Israel lo hace por varios motivos, pero resulta principal acicate para su beligerancia el temor a que Irán y Siria escalen simpatías regionales. Y “la mesa está servida”, porque su gran compinche, los Estados Unidos, redistribuyó fuerzas para perpetuarse (también en contra del derecho internacional) en las zonas petroleras en el oriente de las provincias sirias de Hasaka y Deir Ezzor. Reportes de Prensa Latina, al cierre de esta edición, explicaban que de las 12 bases establecidas en el norte de las provincias de Alepo, Hasaka y la frontera con Irak, la mayoría permanece, en un evidente ejercicio pirata de los recursos naturales ajenos… Filosofía calcada por el gobierno sionista.

¿Paz?

Con esos truenos es hipocresía hablar de paz en un área geográfica que atraviesa problemas endógenos: en los últimos días se han  divulgado imágenes recurrentes de miles de libaneses en las calles de Beirut con demandas de transparencia gubernamental. Este reclamo viene subiendo de tono desde el mes de septiembre, y se desborda con cada hora que pasa. Pero no seamos ingenuos. En el llamado País de los Cedros, las exigencias populares –de verdadera raíz justiciera– pueden haberse sobredimensionado, a partir de las ganancias políticas de los Estados Unidos, de Occidente y de Israel.

Paranoias aparte, el Servicio de Inteligencia de Israel (Mossad) se desempeña a fondo en el Oriente Medio, en lo que considero es otra manera de ejercer su terrorismo. Así, las autoridades libanesas detuvieron en Beirut a Tabet Tabet por presuntos delitos de espionaje. El sitio HispanTV no descarta que esta sea parte de una maniobra mayor de Israel para echarle más leña al fuego del Líbano.

De atenernos a la teoría y la práctica del “caos constructivo”, propugnadas por los neocons yaquis, el verdadero poder en los Estados Unidos incide en el mundo a través de la fuerza para destruir toda forma de resistencia. Y precisamente de eso se trata: Líbano es una economía capitalista, con aplicaciones neoliberales, pero en política ejerce el nacionalismo, expresado en un patriotismo antisionista y antinorteamericano.
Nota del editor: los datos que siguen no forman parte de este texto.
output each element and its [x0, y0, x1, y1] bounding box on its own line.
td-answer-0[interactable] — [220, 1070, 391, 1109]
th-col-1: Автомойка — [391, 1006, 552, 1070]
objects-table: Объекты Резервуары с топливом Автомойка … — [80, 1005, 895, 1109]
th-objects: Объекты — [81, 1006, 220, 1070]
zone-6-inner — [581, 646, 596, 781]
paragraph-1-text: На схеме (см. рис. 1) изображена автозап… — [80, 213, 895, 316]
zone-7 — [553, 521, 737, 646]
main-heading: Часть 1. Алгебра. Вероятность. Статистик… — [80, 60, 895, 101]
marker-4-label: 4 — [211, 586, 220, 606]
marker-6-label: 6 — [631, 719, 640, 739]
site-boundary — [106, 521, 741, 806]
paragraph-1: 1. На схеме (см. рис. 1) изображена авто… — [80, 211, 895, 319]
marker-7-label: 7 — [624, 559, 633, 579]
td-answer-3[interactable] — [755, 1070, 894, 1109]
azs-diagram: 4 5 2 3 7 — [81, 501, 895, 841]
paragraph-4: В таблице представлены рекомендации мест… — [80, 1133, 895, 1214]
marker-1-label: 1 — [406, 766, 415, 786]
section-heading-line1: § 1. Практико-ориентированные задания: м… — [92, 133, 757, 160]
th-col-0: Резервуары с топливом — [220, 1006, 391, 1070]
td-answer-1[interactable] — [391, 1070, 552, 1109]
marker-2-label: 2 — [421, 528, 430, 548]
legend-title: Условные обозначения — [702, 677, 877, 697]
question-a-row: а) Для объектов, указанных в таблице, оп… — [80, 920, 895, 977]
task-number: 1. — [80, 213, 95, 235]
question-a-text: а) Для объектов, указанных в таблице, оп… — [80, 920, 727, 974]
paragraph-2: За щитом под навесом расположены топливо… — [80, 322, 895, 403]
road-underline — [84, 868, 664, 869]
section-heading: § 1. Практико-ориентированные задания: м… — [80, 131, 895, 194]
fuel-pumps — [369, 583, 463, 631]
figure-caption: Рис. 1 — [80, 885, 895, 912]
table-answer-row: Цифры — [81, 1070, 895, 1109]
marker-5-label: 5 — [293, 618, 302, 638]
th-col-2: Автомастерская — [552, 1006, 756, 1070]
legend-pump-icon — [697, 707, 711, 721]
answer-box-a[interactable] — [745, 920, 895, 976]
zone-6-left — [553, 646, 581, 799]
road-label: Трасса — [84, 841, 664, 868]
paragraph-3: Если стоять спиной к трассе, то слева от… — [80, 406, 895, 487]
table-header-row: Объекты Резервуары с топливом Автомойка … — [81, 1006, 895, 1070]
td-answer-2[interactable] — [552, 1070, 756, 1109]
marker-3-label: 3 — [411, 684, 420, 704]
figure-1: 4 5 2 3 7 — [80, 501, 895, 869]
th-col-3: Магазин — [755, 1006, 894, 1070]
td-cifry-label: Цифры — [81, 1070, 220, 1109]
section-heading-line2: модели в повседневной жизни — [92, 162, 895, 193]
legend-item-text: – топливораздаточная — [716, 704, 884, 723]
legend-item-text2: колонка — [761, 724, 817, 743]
Algo similar pudiera estar tras bambalinas en las protestas populares de Irak, que en momentos de redactarse este texto han dejado más de 400 personas asesinadas por la Policía. El pueblo iraquí reclama mayor transparencia gubernamental y mejores condiciones de vida. He aquí el saldo de la ocupación yanqui desde 2003. Ahora, no puede perderse de vista en el análisis, en una mirada a la geopolítica, que la idea de elementos infiltrados no es cosa de película: “El aumento de las relaciones entre Irak, por un lado, Rusia y China, por el otro, ayudará a Bagdad a liberarse de las garras de EE.UU.”, declaró a la agencia libanesa Al Manar, el portavoz principal del movimiento Al Nuyaba de Irak, Nasr al Shammari. En opinión de este líder, “los norteamericanos no van a luchar contra su propia criatura. Ellos quieren usar los residuos de este grupo terrorista (Estado Islámico) como palanca de presión para evitar un retorno de la estabilidad a Irak”.

Y en río revuelto ganancia… también de Israel.